The conversation going on between Artie and Danny was only muted by the constant drum of the rain. Though they were surrounded by other members of their company, few words were being passed about. Most of the men in the trench were much too miserable to engage in conversation.
Trenches on both the Allies side and the German side were virtually endless fortifications, running for miles and miles across the French and Belgian and German countrysides.
Their excavation required countless hours of digging by war-weary troops who knew that they offered limited protection, except from direct fire.
A lucky high-angle shell from a howitzer or mortar could come screeching straight down into a trench and devastate anyone unfortunate enough to be near the landing zone. Even though the trenches zig-zagged along their length, an exploding shell within one could kill or maim a good many men, with shrapnel and concussion.
And if the shells contained mustard gas or nerve gas, the bottoms of the trenches could become unlivable until the gas had dissipated.
Still, the trenches did offer some protection from the dreaded machine guns which had come to dominate the landscape since Vickers and Maxim had worked so feverishly to improve on the work of Dr. Gatling, who believed that his machine gun would actually end war.
But when the Tommies and the Huns left their trenches to throw themselves against their foes, the Vickers and the Maxims began their deadly harvest, scything down advancing troops without mercy and littering the battlefield with dead and dying.

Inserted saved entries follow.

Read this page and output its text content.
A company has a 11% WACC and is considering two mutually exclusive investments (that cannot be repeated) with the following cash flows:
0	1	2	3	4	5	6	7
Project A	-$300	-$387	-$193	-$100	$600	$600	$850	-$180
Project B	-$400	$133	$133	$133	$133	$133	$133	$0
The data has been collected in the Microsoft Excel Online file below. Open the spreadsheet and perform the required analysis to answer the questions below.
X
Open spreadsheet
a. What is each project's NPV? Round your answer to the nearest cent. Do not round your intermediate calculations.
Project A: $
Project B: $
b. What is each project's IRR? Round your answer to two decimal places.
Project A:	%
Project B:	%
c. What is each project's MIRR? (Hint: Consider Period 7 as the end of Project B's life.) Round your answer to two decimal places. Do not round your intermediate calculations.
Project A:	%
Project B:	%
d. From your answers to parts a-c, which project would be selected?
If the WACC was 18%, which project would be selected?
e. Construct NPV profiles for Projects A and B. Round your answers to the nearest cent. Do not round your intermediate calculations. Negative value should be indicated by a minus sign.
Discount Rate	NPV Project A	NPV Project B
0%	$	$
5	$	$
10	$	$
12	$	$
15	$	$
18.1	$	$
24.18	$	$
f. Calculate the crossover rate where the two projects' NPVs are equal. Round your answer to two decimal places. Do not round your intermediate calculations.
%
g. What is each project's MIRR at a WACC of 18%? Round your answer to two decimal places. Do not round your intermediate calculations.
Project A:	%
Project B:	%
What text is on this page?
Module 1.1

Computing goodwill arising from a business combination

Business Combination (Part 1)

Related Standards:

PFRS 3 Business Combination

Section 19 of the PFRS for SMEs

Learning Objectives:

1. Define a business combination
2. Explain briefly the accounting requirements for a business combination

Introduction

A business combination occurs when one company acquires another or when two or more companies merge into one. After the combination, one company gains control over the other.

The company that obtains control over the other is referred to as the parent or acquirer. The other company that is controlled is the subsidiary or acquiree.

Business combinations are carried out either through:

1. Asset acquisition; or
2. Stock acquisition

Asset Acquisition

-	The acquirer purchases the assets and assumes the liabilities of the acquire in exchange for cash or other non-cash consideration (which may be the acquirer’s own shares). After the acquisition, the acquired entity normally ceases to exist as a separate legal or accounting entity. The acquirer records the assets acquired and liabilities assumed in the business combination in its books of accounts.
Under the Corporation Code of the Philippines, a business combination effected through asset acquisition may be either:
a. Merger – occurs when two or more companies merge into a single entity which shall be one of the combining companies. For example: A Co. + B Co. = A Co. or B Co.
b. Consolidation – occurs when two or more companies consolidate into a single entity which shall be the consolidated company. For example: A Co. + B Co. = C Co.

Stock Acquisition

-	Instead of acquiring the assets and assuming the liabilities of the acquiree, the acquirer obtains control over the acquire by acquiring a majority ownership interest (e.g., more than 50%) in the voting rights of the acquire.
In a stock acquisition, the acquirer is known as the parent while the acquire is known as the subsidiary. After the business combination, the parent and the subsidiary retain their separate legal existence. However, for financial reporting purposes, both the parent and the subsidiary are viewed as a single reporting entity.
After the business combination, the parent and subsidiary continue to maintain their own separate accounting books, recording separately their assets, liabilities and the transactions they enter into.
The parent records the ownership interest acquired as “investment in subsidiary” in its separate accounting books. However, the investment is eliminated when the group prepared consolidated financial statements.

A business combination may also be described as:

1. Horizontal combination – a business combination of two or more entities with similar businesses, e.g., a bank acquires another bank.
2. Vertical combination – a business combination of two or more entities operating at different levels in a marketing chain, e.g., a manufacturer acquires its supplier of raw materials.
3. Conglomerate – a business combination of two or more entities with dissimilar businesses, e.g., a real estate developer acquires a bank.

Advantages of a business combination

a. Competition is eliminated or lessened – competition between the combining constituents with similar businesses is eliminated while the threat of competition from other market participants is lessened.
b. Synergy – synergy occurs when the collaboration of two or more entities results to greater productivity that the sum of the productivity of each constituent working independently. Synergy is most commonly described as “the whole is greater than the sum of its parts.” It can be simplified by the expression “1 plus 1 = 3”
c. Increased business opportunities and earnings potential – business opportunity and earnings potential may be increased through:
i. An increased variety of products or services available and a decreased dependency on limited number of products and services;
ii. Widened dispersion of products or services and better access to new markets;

And yet, anyone foolhardy enough to peer above the parapet of the trench to try to get a glimpse of the enemy risked being shot by a sniper in a far trench or raked by machine gunfire.
“Come on, Artie,” urged Danny. “Let’s go see if we can round up some grub at the field kitchen. Even if they ain’t got nothin’ worth eatin’, maybe we can get a cup o’ hot tea.”
The two men trudged along the trench, trying to avoid stepping on the outstretched legs of their mates and resisting the viscous mud that sucked at their boots and increased their weariness.